Building off of work by Grey and colleagues , also recently published in JMIR Public Health and Surveillance, who estimated the size of MSM (men-who-have-sex-with-men) populations within states, counties and US metropolitan areas, Rosenberg et al. were able to generate estimates of the prevalence of HIV diagnosis and infection and the rate of new diagnoses at national, state, MSA and county levels. Their analysis revealed that “HIV infection is hyperendemic among MSM in many areas of the United States, particularly in the South” [ ]. Relying on the UNAIDS definition of hyperendemicity, this means that in many MSM communities in the United States the prevalence of HIV infection is sustained at levels of 15% or even higher [ ].
Although these researchers are not the first to call out the enormous burden of HIV disease among gay and bisexual men in the United States–especially among MSM who are black  – nor to highlight geographic HIV disparities in southern states [ ], their results superimpose a mantle of urgency over an already critical public health problem. These findings beg the question “Why are we seeing such horrific HIV disparities among MSM in the US, especially among black MSM?” Hyperbole aside, epidemiologists note “if black MSM in the United States formed a country…it would have the highest HIV prevalence on the globe” [ ]. And, more to the point, what can we do to remediate the circumstances fueling these appalling outcomes?
The answer, of course, is action. Public health surveillance without responsive public health action is, at best, wasted effort and at worst, negligence. The action must be timely and commensurate with the scale and scope of the problem but, above all else, it must be informed. This last statement brings us to another well-accepted (if hard won) axiom gained from our decades of interaction with this virus: there is no “magic bullet” that will end the AIDS epidemic. In other words, there is no single action or intervention that, once undertaken, will wondrously wipe away these disparities. We have to accept the inescapable reality that successfully confronting HIV among gay and bisexual men in the United States, including attending to the special needs of MSM of color, will require us to mount a comprehensive array of interventions, including structural interventions and policy changes which address the social determinants underpinning the aforementioned health disparities. In the words of Teutsch and Fielding in their essay “Rediscovering the Core of Public Health,” while the principles of public health “remain the same” the “solutions are different”; namely, to be successful, public health cannot rely solely on biomedical approaches but must also “create healthier communities” .

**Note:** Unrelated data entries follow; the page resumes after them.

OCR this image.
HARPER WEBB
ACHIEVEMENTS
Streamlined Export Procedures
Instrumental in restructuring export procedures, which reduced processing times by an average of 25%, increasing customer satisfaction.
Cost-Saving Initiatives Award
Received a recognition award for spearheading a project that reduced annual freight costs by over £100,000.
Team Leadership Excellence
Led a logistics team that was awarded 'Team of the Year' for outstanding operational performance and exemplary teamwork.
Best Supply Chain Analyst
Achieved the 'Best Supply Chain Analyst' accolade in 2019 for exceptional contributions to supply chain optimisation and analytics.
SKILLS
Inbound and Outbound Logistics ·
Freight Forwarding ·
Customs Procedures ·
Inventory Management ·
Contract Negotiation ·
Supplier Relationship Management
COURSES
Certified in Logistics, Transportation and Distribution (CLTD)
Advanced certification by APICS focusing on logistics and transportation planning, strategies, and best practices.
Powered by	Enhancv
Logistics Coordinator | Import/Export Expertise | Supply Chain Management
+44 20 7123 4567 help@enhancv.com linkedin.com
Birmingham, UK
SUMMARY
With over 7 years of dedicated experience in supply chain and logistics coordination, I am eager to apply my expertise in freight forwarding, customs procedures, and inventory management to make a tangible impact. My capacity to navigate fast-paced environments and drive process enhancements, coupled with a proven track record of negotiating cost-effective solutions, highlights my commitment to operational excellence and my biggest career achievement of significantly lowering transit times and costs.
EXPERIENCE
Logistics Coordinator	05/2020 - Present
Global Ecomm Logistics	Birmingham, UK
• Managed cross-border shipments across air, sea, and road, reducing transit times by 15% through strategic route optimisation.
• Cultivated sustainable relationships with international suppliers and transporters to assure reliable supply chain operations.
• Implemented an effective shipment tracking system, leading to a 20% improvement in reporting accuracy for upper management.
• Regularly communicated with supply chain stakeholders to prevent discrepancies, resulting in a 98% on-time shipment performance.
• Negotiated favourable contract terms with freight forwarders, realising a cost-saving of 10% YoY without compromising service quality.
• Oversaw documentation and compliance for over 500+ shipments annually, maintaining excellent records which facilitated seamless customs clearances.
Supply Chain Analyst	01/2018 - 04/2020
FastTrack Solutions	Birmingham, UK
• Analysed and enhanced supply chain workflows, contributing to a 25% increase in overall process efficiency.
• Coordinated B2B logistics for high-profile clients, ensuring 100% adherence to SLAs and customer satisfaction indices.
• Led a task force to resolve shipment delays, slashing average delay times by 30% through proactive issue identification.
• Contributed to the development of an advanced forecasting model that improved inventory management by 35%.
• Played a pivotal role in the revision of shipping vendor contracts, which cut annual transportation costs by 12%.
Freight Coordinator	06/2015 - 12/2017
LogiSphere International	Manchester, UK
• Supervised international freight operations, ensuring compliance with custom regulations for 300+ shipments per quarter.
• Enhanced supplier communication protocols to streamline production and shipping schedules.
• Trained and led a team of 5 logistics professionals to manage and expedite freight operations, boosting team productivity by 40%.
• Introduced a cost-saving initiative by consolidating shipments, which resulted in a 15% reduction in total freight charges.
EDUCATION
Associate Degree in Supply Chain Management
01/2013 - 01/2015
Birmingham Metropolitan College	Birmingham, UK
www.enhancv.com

What specific actions must we undertake, as public health leaders, to reduce HIV disparities and create healthier communities for same gender-loving men? A sensible starting place is America’s National HIV/AIDS Strategy, updated and released in 2015 . Under Goal 3, “Reducing HIV-Related Disparities and Health Inequities,” we find the following recommended actions: expand services, support engagement in care, scale-up programs that address social determinants of health (SDOH), and mobilize communities to reduce stigma. Each one of these recommendations represents a key component of the comprehensive response necessary to quell the HIV epidemic among MSM in the United States.
Acknowledging the reality that many MSM living in the United States face barriers to accessing HIV prevention and clinical services [, ] should not be misconstrued to imply that we are powerless to confront the disparities described by Rosenberg and his colleagues. In truth, compared to the earliest days of the HIV epidemic, we possess a wealth of knowledge about the virus and a robust armamentarium of clinical and public health interventions to treat and prevent HIV infection. But, in the oft-quoted words of Goethe, “Knowing is not enough, we must apply; willing is not enough, we must do.”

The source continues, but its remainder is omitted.